There was still the matter of reaching my wife. I gave up my post near the cockpit and looked for someone who might lend me a phone. But it was still pointless. Those with phones were wearing down their fingerprints punching numbers robotically every few minutes gambling against a busy signal. Very few won, those hours. But there were countless other stories, and near my seat I began talking with a friendly couple who, apparently, had no phone. They introduced themselves as Robert and Georgia Matthews, from Memphis. A Christian minister, he explained that he had been in London for the opening ceremonies of a colleague’s church. As I began to explain that I’d been traveling in England on a speaking trip, we heard the mike suddenly cue – everyone had become acute to that sound. Captain Williams announced that the FAA had decided not to reopen U.S. airspace today. “We might be here for another day,” he said.

The Matthews and I were digesting this development when Robert’s trouser pocket suddenly began beeping. His daughter in Memphis had been playing phone robotics herself and had finally beat  the odds. Voilà! A connection. Passengers around us were astounded. After he finished talking to his daughter, she took my wife’s number and promised to get hold of her with news that I was okay and where I was. An hour later she got through to us on the plane to say she had been able to reach my wife.

Blessedly, our flight was half full, which made the seventeen hours we spent on board more tolerable. Well past midnight I copped three empty seats side-by-side at the very rear and tried to sleep. Around 3am, we were quickly deplaned on to the runway, shuttled to the terminal, hustled through customs, and immediately driven ten miles in yellow school buses to Shearwater, a Canadian Air Force Base, where we wo0uld be “guests” of Canada. It was a word used by the animated politician who met the group I was with at the school bus outside the terminal. He didn’t seem like he wished he were home in a warm bed. He gave a warm Canadian welcome to “our good neighbors from the south” and promised with many promises that we would be well-looked-after. We were. But questions about how long we’d be your guests were met with we’re taking it a day at a time.
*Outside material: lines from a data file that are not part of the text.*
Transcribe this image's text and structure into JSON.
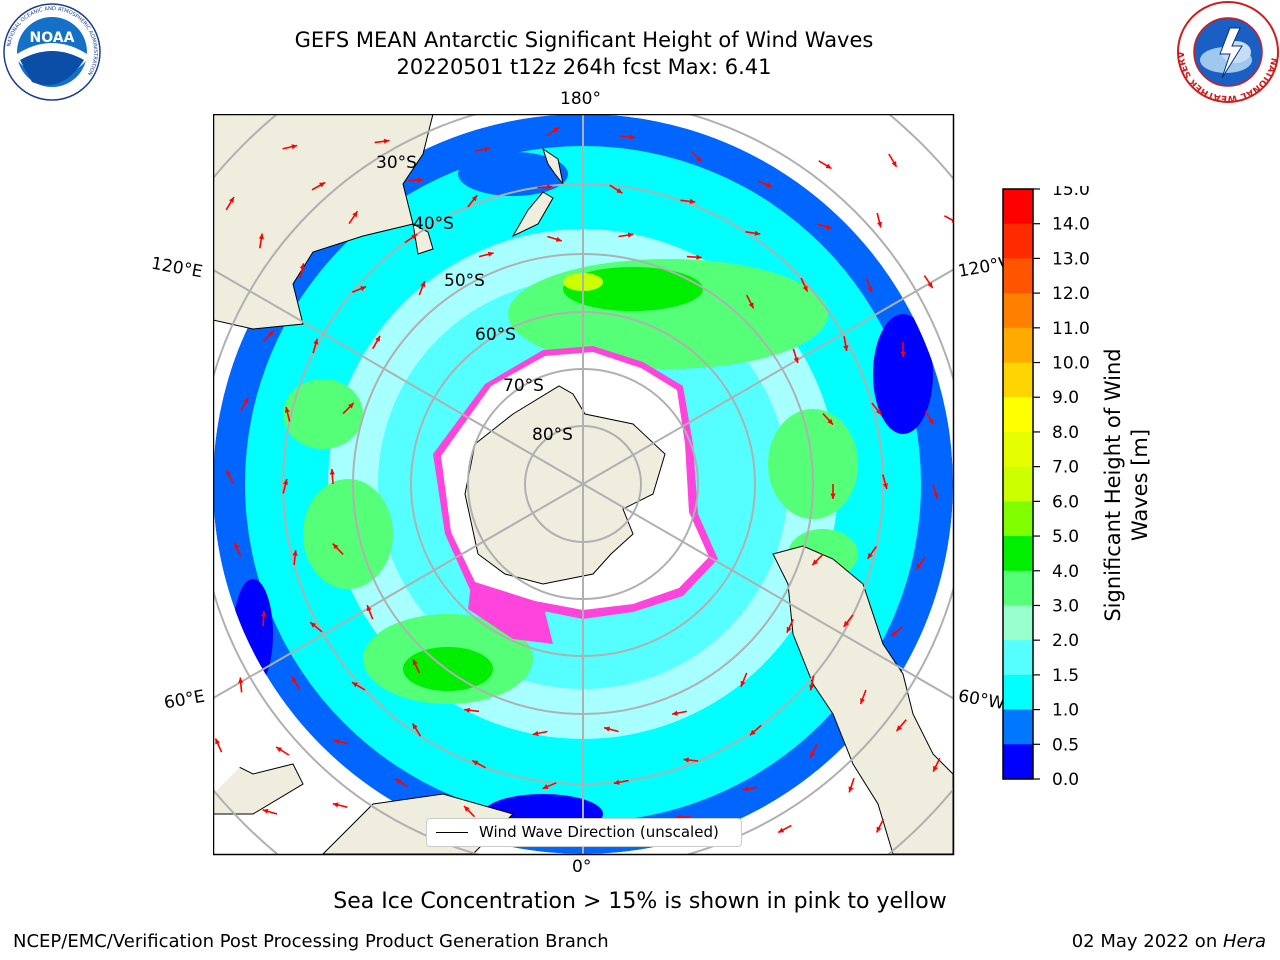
{
  "header": {
    "title_line1": "GEFS MEAN Antarctic Significant Height of Wind Waves",
    "title_line2": "20220501 t12z 264h fcst   Max: 6.41"
  },
  "logos": {
    "left": {
      "text": "NOAA",
      "ring_text": "NATIONAL OCEANIC AND ATMOSPHERIC ADMINISTRATION",
      "bottom_text": "U.S. DEPARTMENT OF COMMERCE"
    },
    "right": {
      "ring_text": "NATIONAL WEATHER SERVICE"
    }
  },
  "map": {
    "longitude_labels": {
      "top": "180°",
      "bottom": "0°",
      "upper_left": "120°E",
      "upper_right": "120°W",
      "lower_left": "60°E",
      "lower_right": "60°W"
    },
    "latitude_labels": [
      "30°S",
      "40°S",
      "50°S",
      "60°S",
      "70°S",
      "80°S"
    ],
    "legend_label": "Wind Wave Direction (unscaled)",
    "colors": {
      "land": "#efedde",
      "grid": "#b0b0b0",
      "arrows": "#ff0000"
    }
  },
  "colorbar": {
    "label_line1": "Significant Height of Wind",
    "label_line2": "Waves [m]",
    "ticks": [
      "15.0",
      "14.0",
      "13.0",
      "12.0",
      "11.0",
      "10.0",
      "9.0",
      "8.0",
      "7.0",
      "6.0",
      "5.0",
      "4.0",
      "3.0",
      "2.0",
      "1.5",
      "1.0",
      "0.5",
      "0.0"
    ],
    "colors_top_to_bottom": [
      "#ff0000",
      "#ff2a00",
      "#ff5500",
      "#ff8000",
      "#ffaa00",
      "#ffd400",
      "#ffff00",
      "#e6ff00",
      "#ccff00",
      "#80ff00",
      "#00ee00",
      "#55ff77",
      "#99ffcc",
      "#55ffff",
      "#00ffff",
      "#0077ff",
      "#0000ff"
    ]
  },
  "caption": "Sea Ice Concentration > 15% is shown in pink to yellow",
  "footer": {
    "left": "NCEP/EMC/Verification Post Processing Product Generation Branch",
    "right_prefix": "02 May 2022 on ",
    "right_italic": "Hera"
  }
}
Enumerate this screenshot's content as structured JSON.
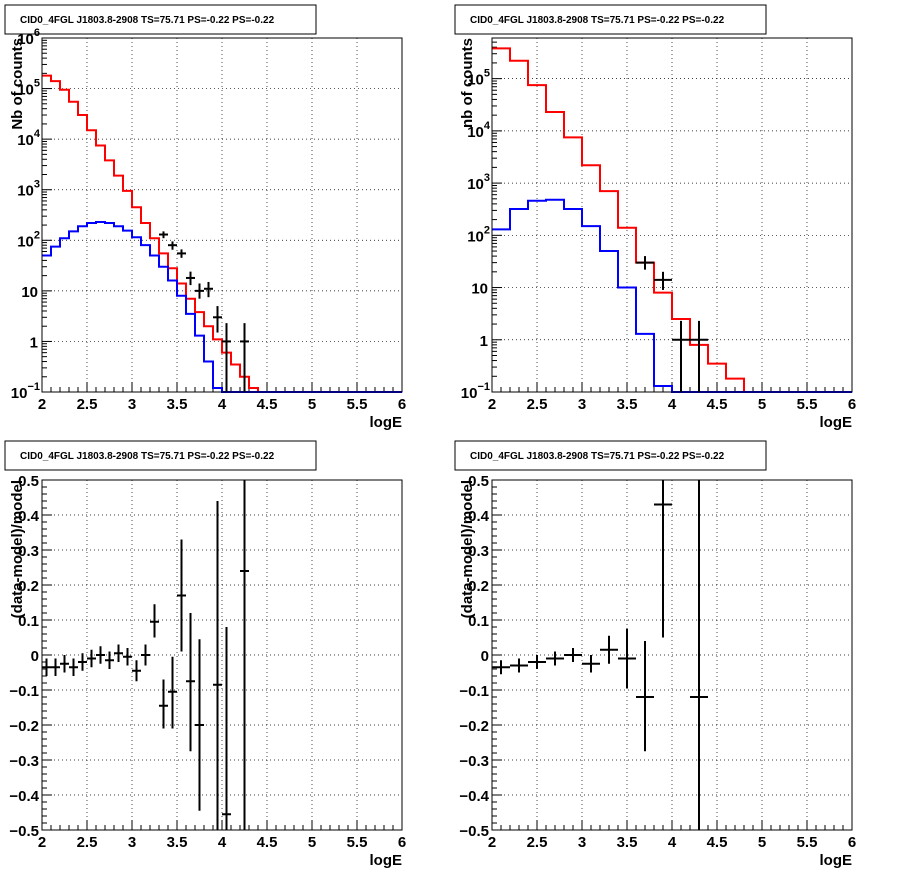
{
  "chart_data": [
    {
      "type": "line",
      "title": "CID0_4FGL J1803.8-2908 TS=75.71 PS=-0.22 PS=-0.22",
      "xlabel": "logE",
      "ylabel": "Nb of counts",
      "xlim": [
        2,
        6
      ],
      "ylim": [
        0.1,
        1000000
      ],
      "yscale": "log",
      "grid": true,
      "xticks": [
        "2",
        "2.5",
        "3",
        "3.5",
        "4",
        "4.5",
        "5",
        "5.5",
        "6"
      ],
      "yticks": [
        {
          "v": 0.1,
          "label": "10",
          "exp": "−1"
        },
        {
          "v": 1,
          "label": "1",
          "exp": ""
        },
        {
          "v": 10,
          "label": "10",
          "exp": ""
        },
        {
          "v": 100,
          "label": "10",
          "exp": "2"
        },
        {
          "v": 1000,
          "label": "10",
          "exp": "3"
        },
        {
          "v": 10000,
          "label": "10",
          "exp": "4"
        },
        {
          "v": 100000,
          "label": "10",
          "exp": "5"
        },
        {
          "v": 1000000,
          "label": "10",
          "exp": "6"
        }
      ],
      "series": [
        {
          "color": "#ff0000",
          "kind": "step",
          "edges": [
            2.0,
            2.1,
            2.2,
            2.3,
            2.4,
            2.5,
            2.6,
            2.7,
            2.8,
            2.9,
            3.0,
            3.1,
            3.2,
            3.3,
            3.4,
            3.5,
            3.6,
            3.7,
            3.8,
            3.9,
            4.0,
            4.1,
            4.2,
            4.3,
            4.4,
            4.5,
            4.6,
            4.7,
            4.8,
            4.9,
            5.0,
            5.1,
            5.2,
            5.3,
            5.4,
            5.5,
            5.6,
            5.7,
            5.8,
            5.9,
            6.0
          ],
          "values": [
            180000,
            140000,
            95000,
            55000,
            30000,
            15000,
            7500,
            3800,
            1900,
            950,
            450,
            220,
            110,
            55,
            28,
            14,
            7,
            3.8,
            2,
            1.1,
            0.6,
            0.35,
            0.2,
            0.12,
            0.1,
            0.1,
            0.1,
            0.1,
            0.1,
            0.1,
            0.1,
            0.1,
            0.1,
            0.1,
            0.1,
            0.1,
            0.1,
            0.1,
            0.1,
            0.1
          ]
        },
        {
          "color": "#0000ff",
          "kind": "step",
          "edges": [
            2.0,
            2.1,
            2.2,
            2.3,
            2.4,
            2.5,
            2.6,
            2.7,
            2.8,
            2.9,
            3.0,
            3.1,
            3.2,
            3.3,
            3.4,
            3.5,
            3.6,
            3.7,
            3.8,
            3.9,
            4.0,
            4.1,
            4.2,
            4.3,
            4.4,
            4.5,
            4.6,
            4.7,
            4.8,
            4.9,
            5.0,
            5.1,
            5.2,
            5.3,
            5.4,
            5.5,
            5.6,
            5.7,
            5.8,
            5.9,
            6.0
          ],
          "values": [
            50,
            75,
            110,
            150,
            190,
            220,
            230,
            220,
            190,
            155,
            115,
            80,
            50,
            30,
            16,
            8,
            3.5,
            1.3,
            0.4,
            0.12,
            0.1,
            0.1,
            0.1,
            0.1,
            0.1,
            0.1,
            0.1,
            0.1,
            0.1,
            0.1,
            0.1,
            0.1,
            0.1,
            0.1,
            0.1,
            0.1,
            0.1,
            0.1,
            0.1,
            0.1
          ]
        },
        {
          "color": "#000000",
          "kind": "points",
          "points": [
            {
              "x": 3.35,
              "y": 130,
              "lo": 110,
              "hi": 150,
              "xerr": 0.05
            },
            {
              "x": 3.45,
              "y": 80,
              "lo": 65,
              "hi": 95,
              "xerr": 0.05
            },
            {
              "x": 3.55,
              "y": 55,
              "lo": 45,
              "hi": 66,
              "xerr": 0.05
            },
            {
              "x": 3.65,
              "y": 18,
              "lo": 13,
              "hi": 24,
              "xerr": 0.05
            },
            {
              "x": 3.75,
              "y": 10,
              "lo": 7,
              "hi": 14,
              "xerr": 0.05
            },
            {
              "x": 3.85,
              "y": 11,
              "lo": 7.5,
              "hi": 15,
              "xerr": 0.05
            },
            {
              "x": 3.95,
              "y": 3,
              "lo": 1.5,
              "hi": 5,
              "xerr": 0.05
            },
            {
              "x": 4.05,
              "y": 1,
              "lo": 0.1,
              "hi": 2.3,
              "xerr": 0.05
            },
            {
              "x": 4.25,
              "y": 1,
              "lo": 0.1,
              "hi": 2.3,
              "xerr": 0.05
            }
          ]
        }
      ]
    },
    {
      "type": "line",
      "title": "CID0_4FGL J1803.8-2908 TS=75.71 PS=-0.22 PS=-0.22",
      "xlabel": "logE",
      "ylabel": "nb of counts",
      "xlim": [
        2,
        6
      ],
      "ylim": [
        0.1,
        600000
      ],
      "yscale": "log",
      "grid": true,
      "xticks": [
        "2",
        "2.5",
        "3",
        "3.5",
        "4",
        "4.5",
        "5",
        "5.5",
        "6"
      ],
      "yticks": [
        {
          "v": 0.1,
          "label": "10",
          "exp": "−1"
        },
        {
          "v": 1,
          "label": "1",
          "exp": ""
        },
        {
          "v": 10,
          "label": "10",
          "exp": ""
        },
        {
          "v": 100,
          "label": "10",
          "exp": "2"
        },
        {
          "v": 1000,
          "label": "10",
          "exp": "3"
        },
        {
          "v": 10000,
          "label": "10",
          "exp": "4"
        },
        {
          "v": 100000,
          "label": "10",
          "exp": "5"
        }
      ],
      "series": [
        {
          "color": "#ff0000",
          "kind": "step",
          "edges": [
            2.0,
            2.2,
            2.4,
            2.6,
            2.8,
            3.0,
            3.2,
            3.4,
            3.6,
            3.8,
            4.0,
            4.2,
            4.4,
            4.6,
            4.8,
            5.0,
            5.2,
            5.4,
            5.6,
            5.8,
            6.0
          ],
          "values": [
            380000,
            220000,
            75000,
            23000,
            7500,
            2200,
            700,
            140,
            30,
            8,
            2.5,
            0.8,
            0.35,
            0.18,
            0.1,
            0.1,
            0.1,
            0.1,
            0.1,
            0.1
          ]
        },
        {
          "color": "#0000ff",
          "kind": "step",
          "edges": [
            2.0,
            2.2,
            2.4,
            2.6,
            2.8,
            3.0,
            3.2,
            3.4,
            3.6,
            3.8,
            4.0,
            4.2,
            4.4,
            4.6,
            4.8,
            5.0,
            5.2,
            5.4,
            5.6,
            5.8,
            6.0
          ],
          "values": [
            130,
            320,
            460,
            480,
            320,
            150,
            50,
            10,
            1.3,
            0.13,
            0.1,
            0.1,
            0.1,
            0.1,
            0.1,
            0.1,
            0.1,
            0.1,
            0.1,
            0.1
          ]
        },
        {
          "color": "#000000",
          "kind": "points",
          "points": [
            {
              "x": 3.7,
              "y": 30,
              "lo": 22,
              "hi": 40,
              "xerr": 0.1
            },
            {
              "x": 3.9,
              "y": 14,
              "lo": 9,
              "hi": 20,
              "xerr": 0.1
            },
            {
              "x": 4.1,
              "y": 1,
              "lo": 0.1,
              "hi": 2.3,
              "xerr": 0.1
            },
            {
              "x": 4.3,
              "y": 1,
              "lo": 0.1,
              "hi": 2.3,
              "xerr": 0.1
            }
          ]
        }
      ]
    },
    {
      "type": "scatter",
      "title": "CID0_4FGL J1803.8-2908 TS=75.71 PS=-0.22 PS=-0.22",
      "xlabel": "logE",
      "ylabel": "(data-model)/model",
      "xlim": [
        2,
        6
      ],
      "ylim": [
        -0.5,
        0.5
      ],
      "grid": true,
      "xticks": [
        "2",
        "2.5",
        "3",
        "3.5",
        "4",
        "4.5",
        "5",
        "5.5",
        "6"
      ],
      "yticks": [
        "−0.5",
        "−0.4",
        "−0.3",
        "−0.2",
        "−0.1",
        "0",
        "0.1",
        "0.2",
        "0.3",
        "0.4",
        "0.5"
      ],
      "points": [
        {
          "x": 2.05,
          "y": -0.035,
          "lo": -0.06,
          "hi": -0.01,
          "xerr": 0.05
        },
        {
          "x": 2.15,
          "y": -0.035,
          "lo": -0.06,
          "hi": -0.01,
          "xerr": 0.05
        },
        {
          "x": 2.25,
          "y": -0.025,
          "lo": -0.05,
          "hi": 0.0,
          "xerr": 0.05
        },
        {
          "x": 2.35,
          "y": -0.035,
          "lo": -0.06,
          "hi": -0.01,
          "xerr": 0.05
        },
        {
          "x": 2.45,
          "y": -0.02,
          "lo": -0.045,
          "hi": 0.005,
          "xerr": 0.05
        },
        {
          "x": 2.55,
          "y": -0.01,
          "lo": -0.035,
          "hi": 0.015,
          "xerr": 0.05
        },
        {
          "x": 2.65,
          "y": 0.0,
          "lo": -0.025,
          "hi": 0.025,
          "xerr": 0.05
        },
        {
          "x": 2.75,
          "y": -0.015,
          "lo": -0.04,
          "hi": 0.01,
          "xerr": 0.05
        },
        {
          "x": 2.85,
          "y": 0.005,
          "lo": -0.02,
          "hi": 0.03,
          "xerr": 0.05
        },
        {
          "x": 2.95,
          "y": -0.005,
          "lo": -0.03,
          "hi": 0.02,
          "xerr": 0.05
        },
        {
          "x": 3.05,
          "y": -0.045,
          "lo": -0.075,
          "hi": -0.015,
          "xerr": 0.05
        },
        {
          "x": 3.15,
          "y": 0.0,
          "lo": -0.03,
          "hi": 0.03,
          "xerr": 0.05
        },
        {
          "x": 3.25,
          "y": 0.095,
          "lo": 0.05,
          "hi": 0.145,
          "xerr": 0.05
        },
        {
          "x": 3.35,
          "y": -0.145,
          "lo": -0.21,
          "hi": -0.07,
          "xerr": 0.05
        },
        {
          "x": 3.45,
          "y": -0.105,
          "lo": -0.21,
          "hi": -0.005,
          "xerr": 0.05
        },
        {
          "x": 3.55,
          "y": 0.17,
          "lo": 0.01,
          "hi": 0.33,
          "xerr": 0.05
        },
        {
          "x": 3.65,
          "y": -0.075,
          "lo": -0.275,
          "hi": 0.12,
          "xerr": 0.05
        },
        {
          "x": 3.75,
          "y": -0.2,
          "lo": -0.445,
          "hi": 0.045,
          "xerr": 0.05
        },
        {
          "x": 3.95,
          "y": -0.085,
          "lo": -0.5,
          "hi": 0.44,
          "xerr": 0.05
        },
        {
          "x": 4.05,
          "y": -0.455,
          "lo": -0.5,
          "hi": 0.08,
          "xerr": 0.05
        },
        {
          "x": 4.25,
          "y": 0.24,
          "lo": -0.5,
          "hi": 0.5,
          "xerr": 0.05
        }
      ]
    },
    {
      "type": "scatter",
      "title": "CID0_4FGL J1803.8-2908 TS=75.71 PS=-0.22 PS=-0.22",
      "xlabel": "logE",
      "ylabel": "(data-model)/model",
      "xlim": [
        2,
        6
      ],
      "ylim": [
        -0.5,
        0.5
      ],
      "grid": true,
      "xticks": [
        "2",
        "2.5",
        "3",
        "3.5",
        "4",
        "4.5",
        "5",
        "5.5",
        "6"
      ],
      "yticks": [
        "−0.5",
        "−0.4",
        "−0.3",
        "−0.2",
        "−0.1",
        "0",
        "0.1",
        "0.2",
        "0.3",
        "0.4",
        "0.5"
      ],
      "points": [
        {
          "x": 2.1,
          "y": -0.035,
          "lo": -0.055,
          "hi": -0.015,
          "xerr": 0.1
        },
        {
          "x": 2.3,
          "y": -0.03,
          "lo": -0.05,
          "hi": -0.01,
          "xerr": 0.1
        },
        {
          "x": 2.5,
          "y": -0.02,
          "lo": -0.04,
          "hi": 0.0,
          "xerr": 0.1
        },
        {
          "x": 2.7,
          "y": -0.01,
          "lo": -0.03,
          "hi": 0.01,
          "xerr": 0.1
        },
        {
          "x": 2.9,
          "y": 0.0,
          "lo": -0.02,
          "hi": 0.02,
          "xerr": 0.1
        },
        {
          "x": 3.1,
          "y": -0.025,
          "lo": -0.05,
          "hi": 0.0,
          "xerr": 0.1
        },
        {
          "x": 3.3,
          "y": 0.015,
          "lo": -0.025,
          "hi": 0.055,
          "xerr": 0.1
        },
        {
          "x": 3.5,
          "y": -0.01,
          "lo": -0.095,
          "hi": 0.075,
          "xerr": 0.1
        },
        {
          "x": 3.7,
          "y": -0.12,
          "lo": -0.275,
          "hi": 0.04,
          "xerr": 0.1
        },
        {
          "x": 3.9,
          "y": 0.43,
          "lo": 0.05,
          "hi": 0.5,
          "xerr": 0.1
        },
        {
          "x": 4.3,
          "y": -0.12,
          "lo": -0.5,
          "hi": 0.5,
          "xerr": 0.1
        }
      ]
    }
  ]
}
Legends in their own time, forty-two winged ghost towns now waited on the tarmac, the topic of talk radio, press coverage, and conversations in every Halifax-Dartmouth home. The Shearwater encampment numbered about 750 stranded passengers – two Delta flights besides ours, two British Air, and one partying Air Tours group from Scotland filled with vacationers to Florida. The remaining ten thousand had been housed across the area in schools and homes and in what remained of hotel rooms not occupied by tourists. The families that had queued in their cars and vans along the access road were not there just to gawk. Our time as guests of Canada would become the subject of the PBS documentary “Stranded Yanks,” which aired during the one-year anniversary of 9/11.